Assessment of the Performance of a Low-Cost Air Quality Monitor in an Indoor Environment through Different Calibration Models

Air pollution significantly affects public health in many countries. In particular, indoor air quality can be equally, if not more, concerning than outdoor emissions of pollutant gases. However, monitoring the air quality in homes and apartments using chemical analyzers may be not affordable for households due to their high costs and logistical issues. Therefore, a new alternative is represented by low-cost air quality monitors (AQMs) based on low-cost gas sensors (LCSs), but scientific literature reports some limitations and issues concerning the quality of the measurements performed by these devices.
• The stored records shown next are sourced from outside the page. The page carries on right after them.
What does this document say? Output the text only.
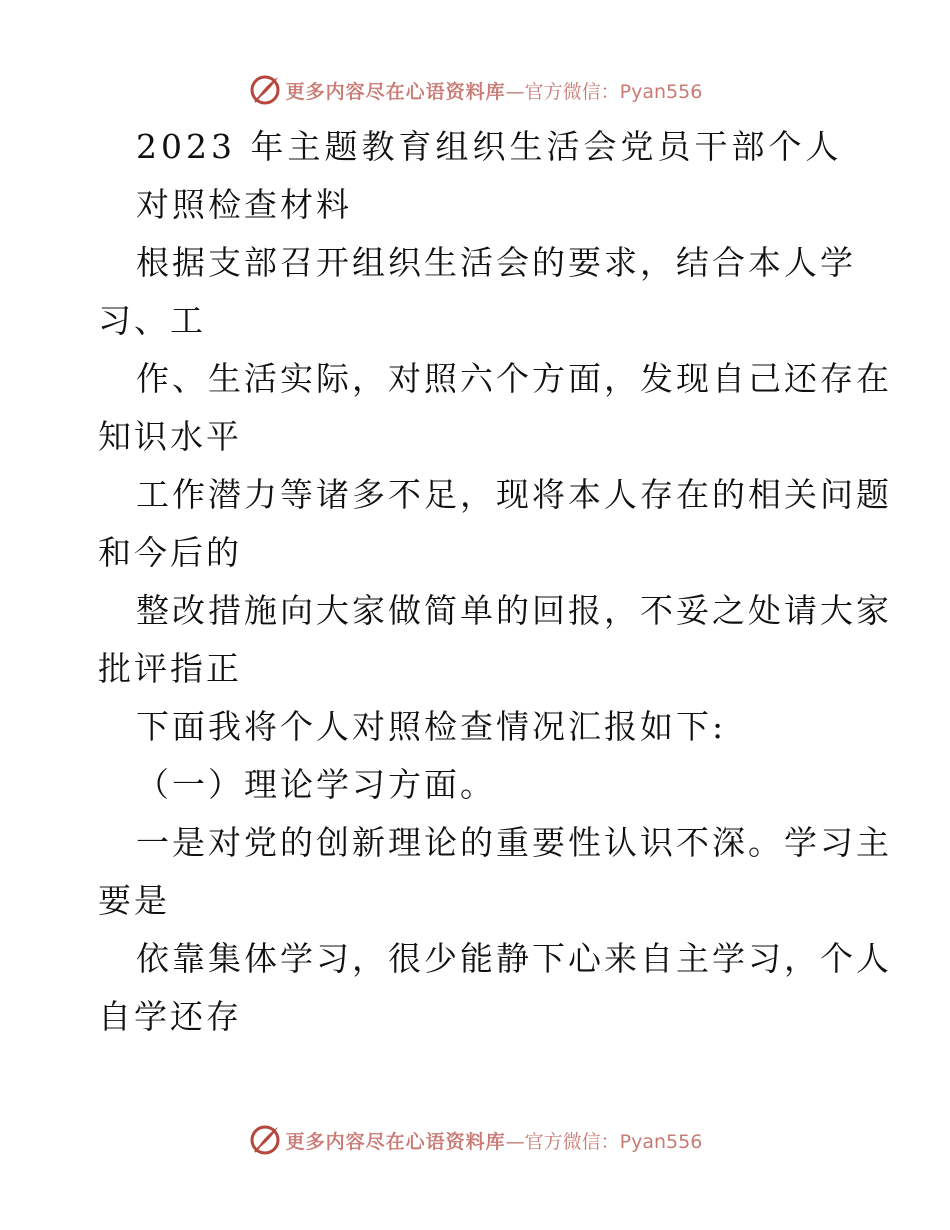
更多内容尽在心语资料库 —官方微信：Pyan556
2023 年主题教育组织生活会党员干部个人
对照检查材料
根据支部召开组织生活会的要求，结合本人学
习、工
作、生活实际，对照六个方面，发现自己还存在
知识水平
工作潜力等诸多不足，现将本人存在的相关问题
和今后的
整改措施向大家做简单的回报，不妥之处请大家
批评指正
下面我将个人对照检查情况汇报如下:
（一）理论学习方面。
一是对党的创新理论的重要性认识不深。学习主
要是
依靠集体学习，很少能静下心来自主学习，个人
自学还存
更多内容尽在心语资料库 —官方微信：Pyan556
It is proven that AQM performance is significantly affected by the calibration model used for calibrating LCSs in outdoor environments, but similar investigations in homes or apartments are quite rare. In this work, the assessment of an AQM based on electrochemical sensors for CO, NO2, and O3 has been performed through an experiment carried out in an apartment occupied by a family of four during their everyday life. The state-of-the-art of the LCS calibration is featured by the use of multivariate linear regression (MLR), random forest regression (RF), support vector machines (SVM), and artificial neural networks (ANN). In this study, we have conducted a comparison of these calibration models by using different sets of predictors through reference measurements to investigate possible differences in AQM performance. We have found a good agreement between measurements performed by AQM and data reported by the reference in the case of CO and NO2 calibrated using MLR (R2 = 0.918 for CO, and R2 = 0.890 for NO2), RF (R2 = 0.912 for CO, and R2 = 0.697 for NO2), and ANN (R2 = 0.924 for CO, and R2 = 0.809 for NO2).